The two women make their way painstakingly around the cramped apartment, dancing in sync with each other in a sort of techno-tango. Ziv Schneider steadily passes a discontinued PrimeSense Carmine 3-D scanner over rows of picture frames, pots and pans. Its infrared sensors take in every curve and divot of the tiny studio apartment. Caitlin Robinson tails her, shotgun microphone in hand, carrying the computer that’s tethered to her partner by a USB cable. Their subject, Telma, sits frozen on her living room sofa bed, caught up in an episode of Downton Abbey.
When Schneider and Robinson finish, they’ll have a miniature, egg-like, 3-D printed replica of Telma inside her home—a single moment in the life of an East Village resident that can be held in the palm of your hand.
“When you don’t have five different rooms, then the one room you have—everything in that space—becomes critical to who you are as a person,” says Robinson. “So we wanted to capture that: people’s personalities as they are reflected on the walls.”
Schneider and Robinson set out hoping to document a time in New York City’s history in which more people are choosing to live alone. Capsule Portraits began as a documentary project at the Interactive Telecommunications Program at NYU’s Tisch School of the Arts. But the project quickly evolved when the technology itself became an integral part of the creation process.
What began as a very human-centered project spurred a fascinating dialogue between the two artists and their frequently-glitchy gear and software—a dialogue that’s influenced their art in surprising and beautiful ways.
Robinson says she’s come to think of the technology as a third collaborator on the team. “It’s kind of interesting,” she says, “to see the world not through my own eyes, but through the eyes of a machine.”
Schneider and Robinson had originally imagined that the scans would be a virtual environment, static worlds experienced with Google Cardboard or a similar VR platform. However, they quickly realized that the detailed 3-D meshes created by the scans were too data-heavy to be processed by most current mobile devices. So as an experiment, they gave 3-D printing a try, incorporating the “watertight” function of their Skanect 3-D software.

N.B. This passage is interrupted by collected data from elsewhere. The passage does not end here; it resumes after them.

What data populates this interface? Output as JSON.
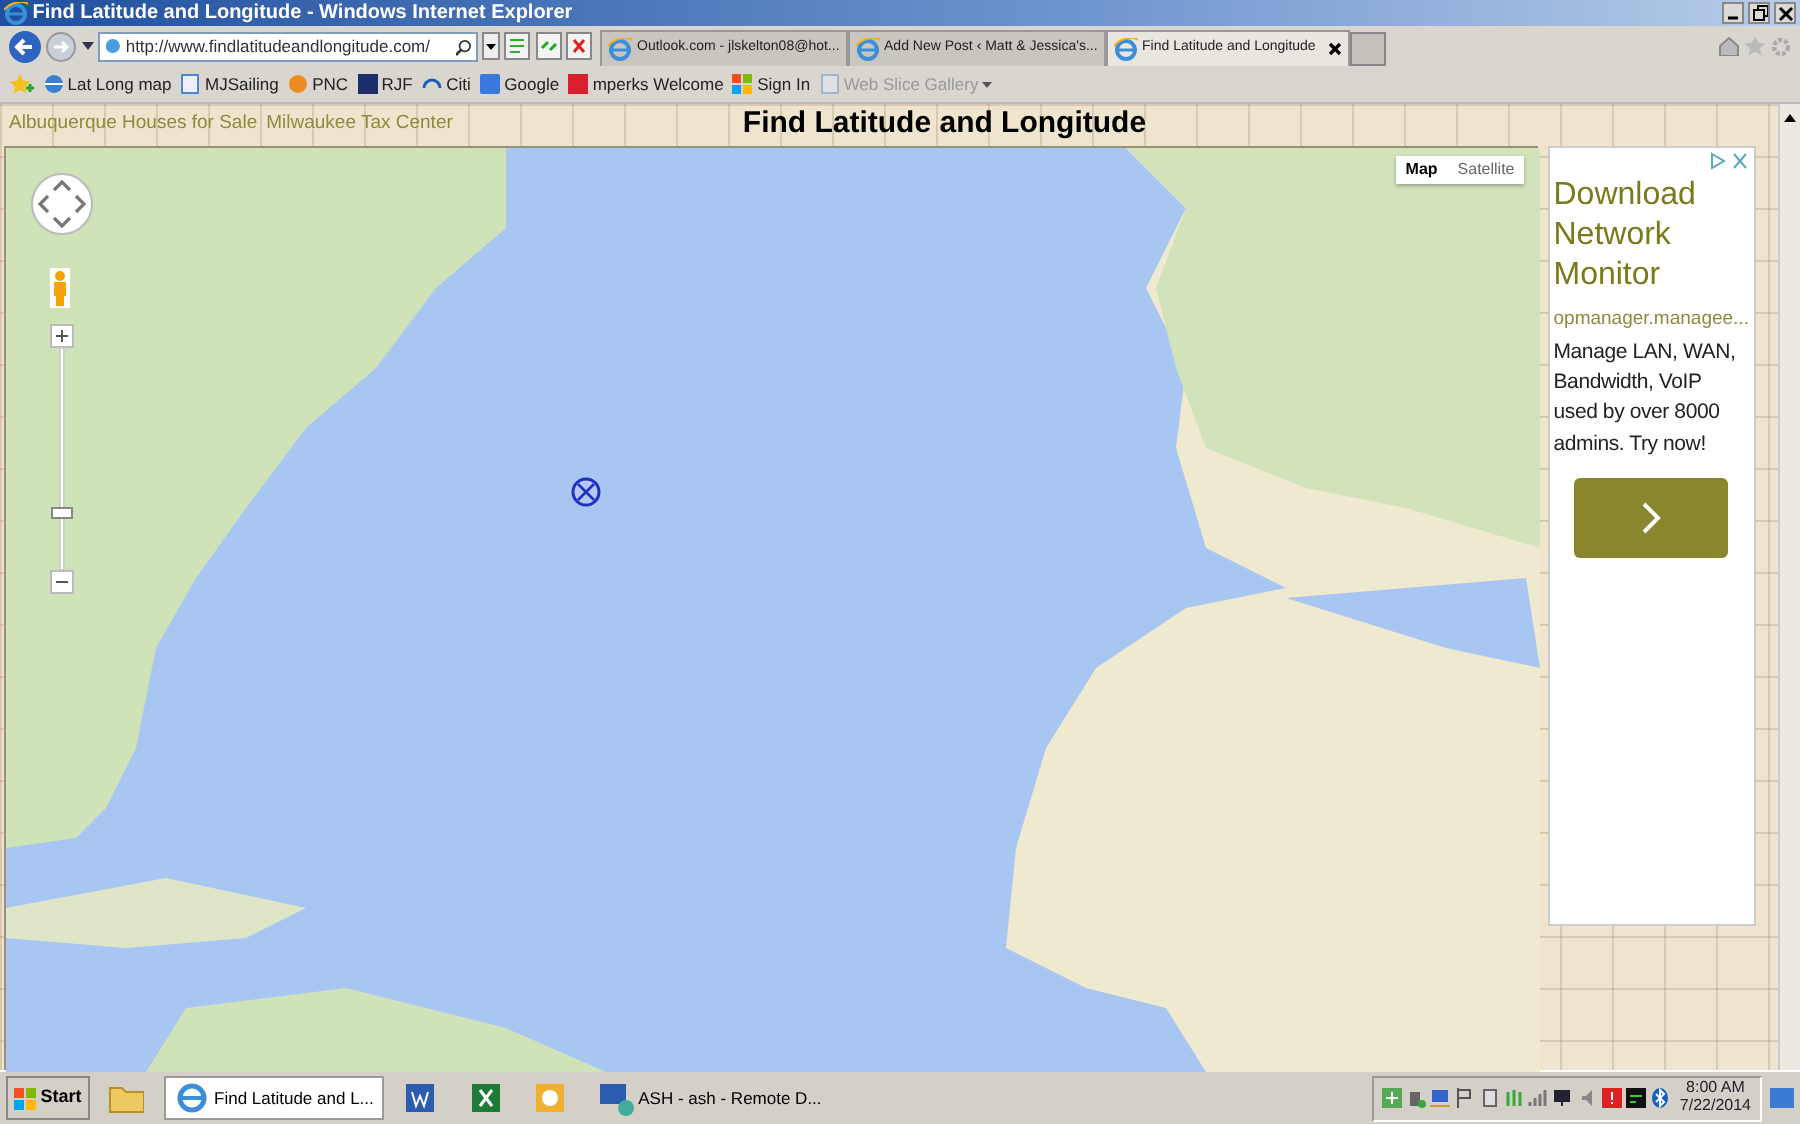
{
  "window": {
    "title": "Find Latitude and Longitude - Windows Internet Explorer"
  },
  "address_bar": {
    "url": "http://www.findlatitudeandlongitude.com/"
  },
  "tabs": [
    {
      "label": "Outlook.com - jlskelton08@hot...",
      "selected": false
    },
    {
      "label": "Add New Post ‹ Matt & Jessica's...",
      "selected": false
    },
    {
      "label": "Find Latitude and Longitude",
      "selected": true
    }
  ],
  "favorites": [
    {
      "label": "Lat Long map",
      "kind": "globe",
      "disabled": false
    },
    {
      "label": "MJSailing",
      "kind": "page",
      "disabled": false
    },
    {
      "label": "PNC",
      "kind": "orange",
      "disabled": false
    },
    {
      "label": "RJF",
      "kind": "navy",
      "disabled": false
    },
    {
      "label": "Citi",
      "kind": "citi",
      "disabled": false
    },
    {
      "label": "Google",
      "kind": "blue",
      "disabled": false
    },
    {
      "label": "mperks Welcome",
      "kind": "red",
      "disabled": false
    },
    {
      "label": "Sign In",
      "kind": "windows",
      "disabled": false
    },
    {
      "label": "Web Slice Gallery",
      "kind": "page",
      "disabled": true
    }
  ],
  "page": {
    "links": [
      "Albuquerque Houses for Sale",
      "Milwaukee Tax Center"
    ],
    "heading": "Find Latitude and Longitude"
  },
  "map": {
    "map_types": [
      {
        "label": "Map",
        "selected": true
      },
      {
        "label": "Satellite",
        "selected": false
      }
    ]
  },
  "ad": {
    "headline": "Download Network Monitor",
    "domain": "opmanager.managee...",
    "body": "Manage LAN, WAN, Bandwidth, VoIP used by over 8000 admins. Try now!"
  },
  "taskbar": {
    "start": "Start",
    "items": [
      {
        "kind": "folder",
        "selected": false
      },
      {
        "kind": "ie",
        "label": "Find Latitude and L...",
        "selected": true
      },
      {
        "kind": "word",
        "selected": false
      },
      {
        "kind": "excel",
        "selected": false
      },
      {
        "kind": "outlook",
        "selected": false
      },
      {
        "kind": "remote",
        "label": "ASH - ash - Remote D...",
        "selected": false
      }
    ],
    "clock": {
      "time": "8:00 AM",
      "date": "7/22/2014"
    }
  }
}
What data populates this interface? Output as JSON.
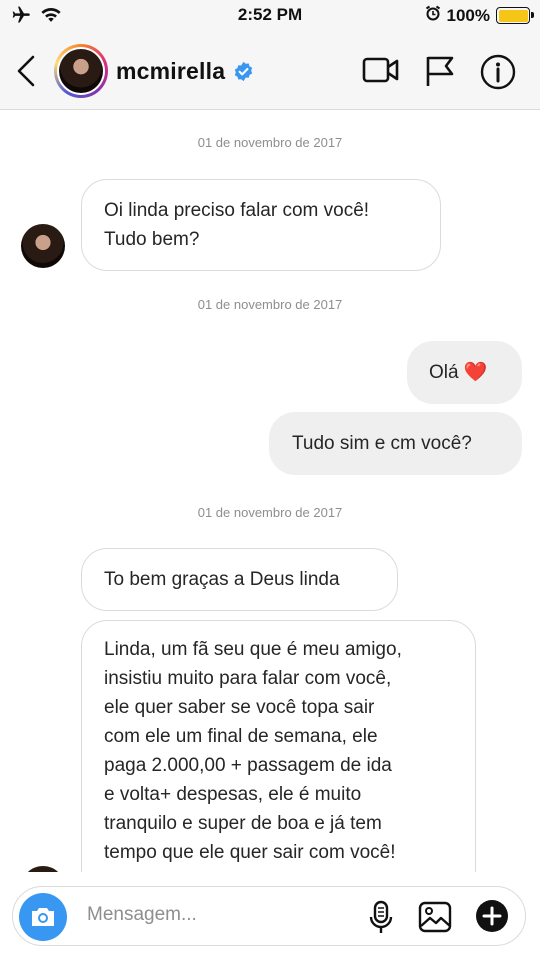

Watertight employs an algorithm that uses the internal structure of the apartment to guess at the external shape so the scan can be closed up into an object and printed. The results were odd: curvy, bumpy, organic-looking shell enclosures with strange, unintended color artifacts. Schneider admits that she didn’t like them at first, but quickly fell in love when she realized how the prints resembled a living creature—a physical representation of the symbiosis between an apartment and its occupant.
Other happy accidents continue to inspire possible future directions for their work. Schneider says the Kinect 1 scanner she uses has trouble with reflective surfaces, for instance, causing the software to make strange guesses about mirrors and what exists on the other side. The result is an Alice in Wonderland-like “world beyond the mirror.”
“It’s fascinating to see the sensor’s interpretation of what might be another reality—or another layer of reality,” says Schneider.
Rather than being frustrated by the now-discontinued hardware and problematic software, Schneider says her biggest worry is actually that its creators will make updates, “fixing” the glitches that she’s come to love so much.